要点まとめ
不動産登記のオンライン申請では電子署名が必須で、マイナンバーカードまたは法人の電子証明書を使って申請書類に署名する
所有権移転登記、抵当権設定登記など主要な登記手続がオンライン申請に対応し、登録免許税の減額措置も受けられる
スマホだけで完結したい場合、iPhone+マイナンバーカード+電子署名くんでPDFに電子署名できます。
不動産登記のオンライン申請とは
不動産登記のオンライン申請は、法務省が提供する「登記・供託オンライン申請システム(登記ねっと)」を通じて行います。土地や建物の所有権移転登記、抵当権設定登記、住所変更登記などを、インターネット経由で法務局に申請できます。

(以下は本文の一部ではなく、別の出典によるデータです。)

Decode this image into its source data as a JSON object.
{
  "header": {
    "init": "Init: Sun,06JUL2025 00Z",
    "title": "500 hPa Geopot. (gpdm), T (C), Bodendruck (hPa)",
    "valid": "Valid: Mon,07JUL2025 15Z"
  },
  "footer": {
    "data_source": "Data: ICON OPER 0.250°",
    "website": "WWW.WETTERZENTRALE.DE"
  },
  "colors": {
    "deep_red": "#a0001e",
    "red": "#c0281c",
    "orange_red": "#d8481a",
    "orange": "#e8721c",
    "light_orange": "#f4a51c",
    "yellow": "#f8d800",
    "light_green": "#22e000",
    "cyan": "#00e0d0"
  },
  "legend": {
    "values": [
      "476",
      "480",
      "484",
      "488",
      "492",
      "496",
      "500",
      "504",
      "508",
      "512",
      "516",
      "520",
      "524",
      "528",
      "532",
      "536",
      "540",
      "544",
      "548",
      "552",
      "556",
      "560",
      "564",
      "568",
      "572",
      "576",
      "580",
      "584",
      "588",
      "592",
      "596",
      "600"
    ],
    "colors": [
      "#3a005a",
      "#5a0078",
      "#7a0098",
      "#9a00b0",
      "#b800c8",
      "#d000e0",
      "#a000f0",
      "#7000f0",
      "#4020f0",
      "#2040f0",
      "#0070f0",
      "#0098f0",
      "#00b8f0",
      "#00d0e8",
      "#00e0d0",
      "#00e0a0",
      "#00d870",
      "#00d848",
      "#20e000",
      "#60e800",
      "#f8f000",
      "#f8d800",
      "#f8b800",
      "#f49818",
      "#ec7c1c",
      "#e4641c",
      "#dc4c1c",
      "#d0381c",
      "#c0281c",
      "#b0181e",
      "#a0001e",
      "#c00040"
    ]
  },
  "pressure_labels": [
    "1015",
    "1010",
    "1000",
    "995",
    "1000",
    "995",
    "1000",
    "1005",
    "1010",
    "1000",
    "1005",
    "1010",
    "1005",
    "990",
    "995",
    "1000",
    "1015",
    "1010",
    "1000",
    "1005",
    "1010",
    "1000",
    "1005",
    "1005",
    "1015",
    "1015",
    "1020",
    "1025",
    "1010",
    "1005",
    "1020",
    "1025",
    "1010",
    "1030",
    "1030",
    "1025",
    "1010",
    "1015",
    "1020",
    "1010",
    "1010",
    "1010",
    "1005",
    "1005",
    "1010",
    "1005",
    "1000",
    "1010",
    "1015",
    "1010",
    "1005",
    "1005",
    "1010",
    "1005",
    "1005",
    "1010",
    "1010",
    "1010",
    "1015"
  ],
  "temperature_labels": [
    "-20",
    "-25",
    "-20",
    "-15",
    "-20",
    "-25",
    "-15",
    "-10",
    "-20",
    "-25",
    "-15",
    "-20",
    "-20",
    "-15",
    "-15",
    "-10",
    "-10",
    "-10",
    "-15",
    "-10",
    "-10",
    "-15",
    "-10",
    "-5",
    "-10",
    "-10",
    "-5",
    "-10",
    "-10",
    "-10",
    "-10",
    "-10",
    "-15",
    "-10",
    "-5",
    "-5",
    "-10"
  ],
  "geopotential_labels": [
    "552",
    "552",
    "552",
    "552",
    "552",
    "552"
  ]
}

従来は法務局に直接出向いて紙の書類を提出する必要がありましたが、オンライン申請なら24時間いつでも申請が可能です。登録免許税の軽減措置(最大5,000円)も受けられます。
なぜ電子署名が必要なのか
不動産登記のオンライン申請では、申請書類に電子署名を付与することが法律で義務付けられています(出典:登記・供託オンライン申請システム)。
1. 本人確認(なりすまし防止)
不動産登記は不動産の権利関係を公示する重要な手続です。第三者によるなりすまし申請を防ぐため、電子証明書による厳格な本人確認が求められます。
2. 改ざん検知(データの完全性保証)
電子署名が付与された登記申請書は、後から内容が改ざんされていないことを数学的に証明できます。登記内容の信頼性を確保し、不正な変更を防止します。
3. 法的効力の確保
電子署名法により、適切な電子証明書で署名された電子文書は、紙の書類への押印と同等の法的効力を持ちます。不動産登記という法的拘束力のある手続において、電子署名は不可欠です。
不動産登記で利用可能な電子証明書
不動産登記のオンライン申請では、政府認証基盤(GPKI)に対応した電子証明書が利用できます。
- 公的個人認証サービス電子証明書(マイナンバーカード)
地方公共団体情報システム機構が発行する電子証明書。マイナンバーカードに格納されており、個人の不動産登記申請に利用できます。 - 商業登記電子証明書
法務省の電子認証登記所が発行する電子証明書。会社の代表者や取締役に発行され、法人が申請する場合に利用します。 - その他の GPKI 対応電子証明書
セコムパスポート for G-ID、AOSign サービス、e-Probatio PS2 など、民間認証局が提供する GPKI 対応の電子証明書も利用可能です。
スマホ(iPhone)で不動産登記書類に電子署名する方法
iPhone とマイナンバーカードを使って、不動産登記申請の PDF 書類に電子署名を付与する手順を説明します。
電子署名くんを使った手順
- App Store から「電子署名くん」をダウンロード
- 不動産登記申請に必要な書類(申請書、添付情報など)を PDF 形式で用意
- アプリで PDF を開く
- 「電子署名」メニューを選択
- 署名用電子証明書の暗証番号(6〜16桁英数字)を入力
- iPhone の背面上部にマイナンバーカードをかざす
- 電子署名付き PDF が生成される
- この PDF を登記ねっとから添付・送信
PC の場合は、申請用総合ソフトと IC カードリーダライタを使用します。
オンライン申請できる主な不動産登記手続
- 所有権移転登記:売買、相続、贈与などによる不動産の所有者変更
- 抵当権設定登記:住宅ローンなどの担保設定
- 抵当権抹消登記:ローン完済後の担保権消滅
- 住所変更登記:所有者の住所が変わった場合の変更登記
- 氏名変更登記:結婚などで氏名が変わった場合の変更登記
よくあるエラーと対処法
エラー1:「電子証明書が利用できません」
対処法:使用している電子証明書が GPKI 対応かどうか確認してください。マイナンバーカードの場合は署名用電子証明書を使用していることを確認してください。
エラー2:「署名検証エラー」
対処法:電子証明書の有効期限が切れていないか確認してください。マイナンバーカードの署名用電子証明書は発行日から5回目の誕生日まで有効です。
エラー3:「添付ファイルのサイズが大きすぎます」
対処法:登記ねっとでは添付ファイルの合計サイズに制限があります(10MB 程度)。PDF を圧縮するか、複数回に分けて送信してください。